Catatan Yang Terabaikan, Gafar Uyub Depati Intan
Soal Tambang Liar Pasir (Galian C) Non Logam atau Bebatuan, di Kabupaten Kerinci Provinsi Jambi, sudah berlangsung secara besar-besaran setidaknya dari tahun 2009 sekitar 12 tahun silam. Dimasa Bupati Kerinci dijabat, H. Murasman 2009-2014, lalu digantikan DR H Adirozal, MSi sampai sekarang telah dua periode masa jabatannya, kini memasuki tahun ketiga 2021, “gagal menghentikan” tambang liar itu disejumlah lokasi didaerah Kabupaten Kerinci Jambi.
Akibat menjamurnya tambang liar Bebatuan (Galian C), Non Logam di Kabupaten Kerinci Jambi, telah merusak lingkungan dan ekosistem disejumlah tempat di Kerinci.
Akhirnya beberapa bulan lalu Tim Reskrim mabes Polri turun ke Kerinci, melakukan investigasi langsung kesejumlah lokasi dari 25 lokasi galian C (bebatuan) illegal (liar) terdapat enam lokasi masih beroperasi, lima diantaranya di Kecamatan Gunung Kerinci dan satu di Kecamatan Siulak. Keenamnya sudah di Police Line.
Ironis Polce Line Polisi itu, seharusnya dijaga oleh masyarakat diwilayah kecamatan masing-masing, termasuk unsur pemerintahan ditingkat kecamatan, terutama Camat dan tidak sebaliknya. Belakangan ini justru muncul surat Camat Gunung Kerinci yang ditanda tangani langsung Sutan Nurman.
Dalam surat Camat Gunung Kerinci, 14 Juni 2021 yang memuat beberapa alasan yang diduga dijadikan alibi hingga dimanfaatkan oleh pemilik Galian C liar (Bebatuan) dan beroperasi kembali, semata mengeruk keuntungan pribadi, bukan menyelamatkan lingkungan.

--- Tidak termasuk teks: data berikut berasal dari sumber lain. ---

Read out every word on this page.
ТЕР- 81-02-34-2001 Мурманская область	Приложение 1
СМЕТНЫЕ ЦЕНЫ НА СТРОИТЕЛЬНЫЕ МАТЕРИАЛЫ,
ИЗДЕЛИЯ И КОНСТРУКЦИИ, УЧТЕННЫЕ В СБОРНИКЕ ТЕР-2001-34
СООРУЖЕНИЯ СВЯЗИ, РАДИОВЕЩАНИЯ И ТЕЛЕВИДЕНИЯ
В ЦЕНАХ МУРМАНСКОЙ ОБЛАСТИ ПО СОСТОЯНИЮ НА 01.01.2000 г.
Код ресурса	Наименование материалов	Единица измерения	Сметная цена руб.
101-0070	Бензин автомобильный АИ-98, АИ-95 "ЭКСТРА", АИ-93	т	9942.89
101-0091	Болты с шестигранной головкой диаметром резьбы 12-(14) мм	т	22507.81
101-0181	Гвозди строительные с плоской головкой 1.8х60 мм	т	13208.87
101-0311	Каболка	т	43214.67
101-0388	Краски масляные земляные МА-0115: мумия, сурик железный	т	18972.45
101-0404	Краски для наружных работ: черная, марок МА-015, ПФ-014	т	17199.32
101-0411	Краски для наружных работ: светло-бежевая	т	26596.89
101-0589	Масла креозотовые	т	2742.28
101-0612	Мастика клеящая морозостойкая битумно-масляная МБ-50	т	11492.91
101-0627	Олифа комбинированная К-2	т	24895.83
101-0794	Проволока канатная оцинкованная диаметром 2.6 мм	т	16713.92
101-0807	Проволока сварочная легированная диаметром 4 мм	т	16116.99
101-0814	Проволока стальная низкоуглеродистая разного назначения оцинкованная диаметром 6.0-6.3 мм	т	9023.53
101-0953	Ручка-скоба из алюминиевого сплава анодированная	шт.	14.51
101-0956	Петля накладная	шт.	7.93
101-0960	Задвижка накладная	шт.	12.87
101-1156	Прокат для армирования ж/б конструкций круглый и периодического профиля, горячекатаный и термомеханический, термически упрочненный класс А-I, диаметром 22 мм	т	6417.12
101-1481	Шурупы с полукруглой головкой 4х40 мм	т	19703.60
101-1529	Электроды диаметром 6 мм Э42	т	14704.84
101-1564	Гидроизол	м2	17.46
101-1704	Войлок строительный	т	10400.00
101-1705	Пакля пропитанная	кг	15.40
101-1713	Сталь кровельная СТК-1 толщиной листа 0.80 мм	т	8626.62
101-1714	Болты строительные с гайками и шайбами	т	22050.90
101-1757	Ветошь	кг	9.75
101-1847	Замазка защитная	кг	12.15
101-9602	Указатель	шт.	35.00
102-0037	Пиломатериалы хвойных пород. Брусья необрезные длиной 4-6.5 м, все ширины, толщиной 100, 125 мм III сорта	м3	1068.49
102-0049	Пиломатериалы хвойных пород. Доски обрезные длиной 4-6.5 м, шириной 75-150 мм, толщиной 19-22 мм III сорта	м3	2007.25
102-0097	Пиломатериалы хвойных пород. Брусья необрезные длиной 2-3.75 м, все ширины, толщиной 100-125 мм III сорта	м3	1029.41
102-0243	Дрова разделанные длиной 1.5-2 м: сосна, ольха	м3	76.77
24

Surat Camat Gunung Kerinci itu ditujukan kepada Lurah dan Kepala Desa, intinya pemilik galian agar melakukan normalisasi Sungai, bukan untuk mengoperasikan galian C liar itu, apa lagi berproduksi dan menjual material dari tambang tersebut.
Dalam surat itu juga ada penegasan material hasil normalisasi tidak boleh diperjual belikan. Namun para oknum pemilik Tambang Bebatuan (Galian C) itu justru, dengan adanya surat Camat Gunung Kerinci tersebut dimanfaatkan untuk beroperasi dan diduga “menjual material dari lokasi tambang liar tersebut.” Inilah pangkal muncul prahara baru, dan merusak lingkungan.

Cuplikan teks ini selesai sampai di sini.